Steve Jobs didn't believe he would live to reach 40. That's what “Woz” said in an interview, commenting on his friend's death.
This is the secret to why Jobs made such a difference in the world. The man who gave us the iPod believed his time on earth was was limited.
And he didn't waste a minute.
When death is imminent, life is important
I've spent the last twelve hours reading obituaries, tweets, and videos about the passing of the co-founder of Apple.
The thought that continues to haunt me is this: Jobs knew his life was ending soon; he had to make it count. Here's an excerpt from his famous Stanford commencement speech:
Remembering that I'll be dead soon is the most important tool I've ever encountered to help me make the big choices in life.

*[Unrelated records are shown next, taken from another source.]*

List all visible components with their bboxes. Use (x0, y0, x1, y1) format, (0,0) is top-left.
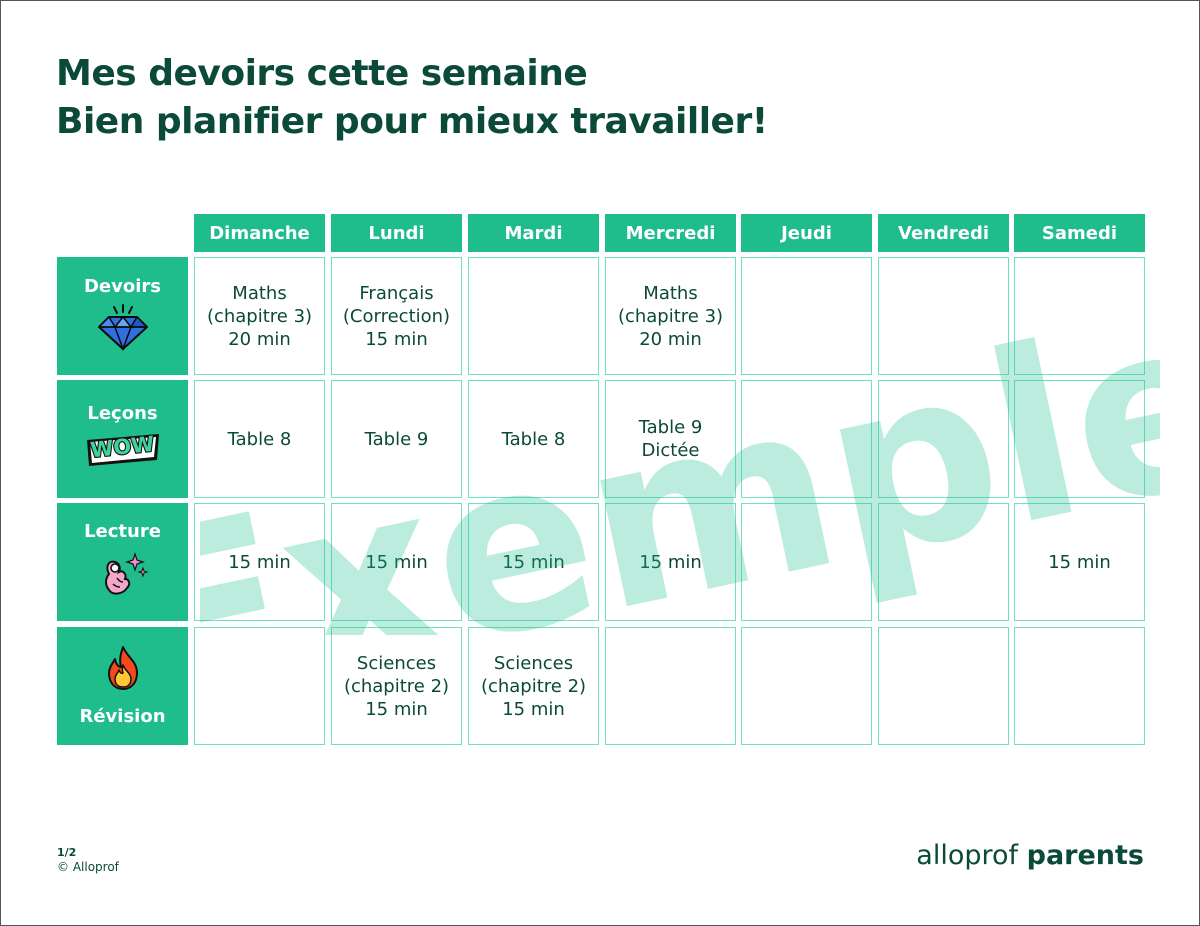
schedule-cell (194, 627, 325, 745)
schedule-cell: Table 9 Dictée (605, 380, 736, 498)
cell-text-line: 15 min (365, 551, 428, 573)
day-header-mardi: Mardi (468, 214, 599, 252)
diamond-icon (95, 303, 151, 356)
schedule-cell (605, 627, 736, 745)
cell-text-line: 15 min (502, 551, 565, 573)
cell-text-line: 15 min (228, 551, 291, 573)
cell-text-line: Français (359, 282, 434, 304)
row-label-devoirs: Devoirs (83, 276, 161, 297)
cell-text-line: (chapitre 2) (480, 675, 587, 697)
cell-text-line: (chapitre 3) (206, 305, 313, 327)
page-title: Mes devoirs cette semaine Bien planifier… (56, 50, 768, 146)
cell-text-line: Table 8 (227, 428, 292, 450)
day-header-mercredi: Mercredi (605, 214, 736, 252)
schedule-cell (878, 257, 1009, 375)
cell-text-line: 20 min (228, 328, 291, 350)
schedule-cell: Sciences (chapitre 2) 15 min (468, 627, 599, 745)
schedule-cell: Table 8 (194, 380, 325, 498)
cell-text-line: 15 min (1048, 551, 1111, 573)
cell-text-line: Table 9 (364, 428, 429, 450)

Because almost everything — all external expectations, all pride, all fear of embarrassment or failure – these things just fall away in the face of death, leaving only what is truly important.
Remembering that you are going to die is the best way I know to avoid the trap of thinking you have something to lose.
You are already naked. There is no reason not to follow your heart.
The legacy of a genius
As Seth Godin says, we best eulogize someone by doing something with what they leave us.
As I reflect on the legacy of Steve Jobs, it inspires and encourages me to leave my own. To make a difference today. Because I'm not guaranteed tomorrow.
Here's some of the legacy that Steve left us — call it life lessons from a genius:
- Build what you want. Steve didn't believe in focus groups; he believed in giving people what they wanted before they knew they wanted it.
- Do what you love and do it well. Apple is notorious for releasing remarkable products into the world, all of which is connected to Steve's reputation (something he took seriously). But even when he was fired from Apple, he continued doing what he loved.
- Create beautiful things. In his brief college experience, Jobs took a class on typography — a seemingly impractical skill. When Apple released the first Macintosh, it all came back to him. Today, Macs are known for their elegance. Jobs showed us that beauty matters.
- Follow your dreams. Apple was founded in a garage with nothing but passion and vision.
- Live before you die. One day, we all will die. And death, as Jobs once said, is “Life's greatest invention.” It forces us to make a difference now.
What do we do with this?
What do we do with a legacy of genius? How do we apply such passion, charisma, and quirkiness to our daily lives?
Jobs didn't die when he was 40. He died when he was 56.
To the average person, that sounds early, as if his life was half-lived. But for Steve, this meant 16 years of life he hadn't expected. 16 years that were an absolute gift.
So what do we do?
We count it all as a gift, treasuring every moment.
We do what my friend Chad is doing to honor the death of his sister. We honor those who have passed — not just with tears, but with sweat.
We work. We finish what they started. We leave our own legacy.
What will your legacy be? Remember: Those who are crazy enough to think they can change the world do.